Pulling my way through the vegetation, I found what stopped her. The gully pinched to a close twenty meters farther, and there were no more trees, but the same kind of sticky leaves that captured the gopher-rats covered the ground in a bed of orange and yellow, like broad-surfaced clover. The setting sun poured a crimson light over the scene, and for the first time since I'd landed on Papaver, I thought something was beautiful. As I watched, the leaves turned their faces toward us and seemed to lean theleast bit, as if they yearned for us to lay down.
Lashawnda said, "Let's not walk through that. We'd crush too many of them." She fastened the last of the sensors to the delicate leaves at the end of the little clearing. Her movements were spare, exact. The final sensor fastened, she paused on her knees, facing the bed of plants. She reached out, hand flat, and brushed the leaves gently. They strained to meet her, leaves wrapping around her fingers; a longer-stemmed leaf encircled her wrist. Within a few seconds, her hand, wrist, and arm to her elbow were encased.
I stepped toward her. The expanse of leaves had changed color! Then I realized the color was the same, but the plants had shifted even further to face her. Sunlight hit them differently. All lines pointed toward Lashawnda. My voice felt choked and tight. "What are you doing?"
"If I move, I must contain water. They're just trying to get it. They work together; isn't that superb? If they got my water, they'd send it to where it was needed." Gradually she pulled her arm free. The leaves slipped their hold without resistance.
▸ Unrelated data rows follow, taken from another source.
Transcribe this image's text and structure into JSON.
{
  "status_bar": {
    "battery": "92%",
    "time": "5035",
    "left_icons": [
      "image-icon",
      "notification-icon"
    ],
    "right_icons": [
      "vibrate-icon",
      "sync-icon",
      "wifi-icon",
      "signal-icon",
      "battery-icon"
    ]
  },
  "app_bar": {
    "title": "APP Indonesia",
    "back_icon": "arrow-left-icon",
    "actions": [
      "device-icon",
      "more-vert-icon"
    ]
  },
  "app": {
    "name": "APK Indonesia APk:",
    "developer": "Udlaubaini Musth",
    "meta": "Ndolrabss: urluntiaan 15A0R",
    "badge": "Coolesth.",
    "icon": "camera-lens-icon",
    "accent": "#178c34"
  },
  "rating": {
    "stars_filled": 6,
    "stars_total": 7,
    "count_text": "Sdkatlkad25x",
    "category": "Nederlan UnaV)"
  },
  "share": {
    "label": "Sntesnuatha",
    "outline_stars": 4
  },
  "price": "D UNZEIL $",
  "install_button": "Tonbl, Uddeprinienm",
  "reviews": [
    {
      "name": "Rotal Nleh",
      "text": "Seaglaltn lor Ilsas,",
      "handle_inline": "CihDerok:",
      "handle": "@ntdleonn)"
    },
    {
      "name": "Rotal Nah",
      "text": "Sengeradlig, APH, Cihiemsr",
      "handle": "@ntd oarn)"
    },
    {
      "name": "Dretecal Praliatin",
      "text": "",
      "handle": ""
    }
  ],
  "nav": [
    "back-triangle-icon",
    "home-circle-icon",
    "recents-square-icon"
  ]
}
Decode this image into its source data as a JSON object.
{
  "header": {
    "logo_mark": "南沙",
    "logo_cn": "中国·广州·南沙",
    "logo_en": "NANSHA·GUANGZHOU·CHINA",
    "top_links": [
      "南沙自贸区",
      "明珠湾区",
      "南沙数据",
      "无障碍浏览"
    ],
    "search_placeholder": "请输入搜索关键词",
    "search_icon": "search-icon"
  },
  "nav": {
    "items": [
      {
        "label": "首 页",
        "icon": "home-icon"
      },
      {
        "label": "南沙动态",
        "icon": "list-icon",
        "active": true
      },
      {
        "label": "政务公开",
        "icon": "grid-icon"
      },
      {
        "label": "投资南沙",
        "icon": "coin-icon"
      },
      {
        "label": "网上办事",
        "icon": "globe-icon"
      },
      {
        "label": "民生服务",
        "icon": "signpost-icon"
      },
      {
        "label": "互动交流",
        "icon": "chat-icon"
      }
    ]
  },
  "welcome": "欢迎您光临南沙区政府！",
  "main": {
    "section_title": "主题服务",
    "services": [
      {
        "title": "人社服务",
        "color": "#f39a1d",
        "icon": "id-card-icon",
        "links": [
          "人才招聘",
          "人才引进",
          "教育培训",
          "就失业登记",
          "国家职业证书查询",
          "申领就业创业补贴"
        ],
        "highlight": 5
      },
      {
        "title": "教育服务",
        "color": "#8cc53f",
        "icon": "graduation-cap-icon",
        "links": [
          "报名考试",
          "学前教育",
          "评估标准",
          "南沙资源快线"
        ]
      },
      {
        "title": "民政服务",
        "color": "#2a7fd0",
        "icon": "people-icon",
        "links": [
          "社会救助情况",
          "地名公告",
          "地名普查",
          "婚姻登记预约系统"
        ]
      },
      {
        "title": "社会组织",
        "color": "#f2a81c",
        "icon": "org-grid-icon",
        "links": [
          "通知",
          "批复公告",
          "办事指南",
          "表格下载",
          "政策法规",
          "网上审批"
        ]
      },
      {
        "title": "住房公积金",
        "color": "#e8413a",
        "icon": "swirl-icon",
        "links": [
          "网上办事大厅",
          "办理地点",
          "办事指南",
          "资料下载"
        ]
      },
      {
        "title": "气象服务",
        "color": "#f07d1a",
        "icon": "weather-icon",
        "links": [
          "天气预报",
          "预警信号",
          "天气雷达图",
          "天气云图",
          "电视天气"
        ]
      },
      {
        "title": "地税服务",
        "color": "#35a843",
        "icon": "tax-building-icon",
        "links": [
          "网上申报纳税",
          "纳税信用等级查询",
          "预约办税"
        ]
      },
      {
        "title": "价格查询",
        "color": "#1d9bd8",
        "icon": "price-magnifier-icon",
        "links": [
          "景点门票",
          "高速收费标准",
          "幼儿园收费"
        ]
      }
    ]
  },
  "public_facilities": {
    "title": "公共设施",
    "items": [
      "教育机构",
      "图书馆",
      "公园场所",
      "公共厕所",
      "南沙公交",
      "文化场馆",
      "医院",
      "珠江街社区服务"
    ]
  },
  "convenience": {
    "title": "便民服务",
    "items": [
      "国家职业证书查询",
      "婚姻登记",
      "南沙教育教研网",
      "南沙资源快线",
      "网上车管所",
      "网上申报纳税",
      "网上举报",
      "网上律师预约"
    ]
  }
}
Careful not to step on the plants, we made our way to the edge of the gully and clambered out. The startlingly pink sun brushed the horizon, and yellow and gold glowing streamers layered themselves a third of the way up the sky.
"That's amazing." I held Lashawnda's hand through the clumsy gloves, the same hand the leaves had covered.
"You haven't seen one before?" She squeezed my hand back. "Every sunset is like this. It's the dust in the atmosphere."
The streamers twisted under the influence of upper air disturbances that didn't touch us.
"I saw your medical reports," I said.
She sighed. The sky darkened as more and more of the sun vanished until only a pink diamond winked between two distant hills, and the final golden layer dulled into a yellow haze. "You're the last one. Are you going to wish me well too? You'd think everyone turned into death and dying counselors. If I hear, 'You've had a good four hundred years,' again, I'll scream."
"No, I wasn't going to say that." But I don't know what I was going to say. I couldn't tell her that I wanted to do some screaming of my own.
By the time we returned to the ship, the night had grown incredibly cold, and the decontamination chamber wasn't any warmer. I longed for a hot spiced tea, but First Chair was waiting for us on the other side.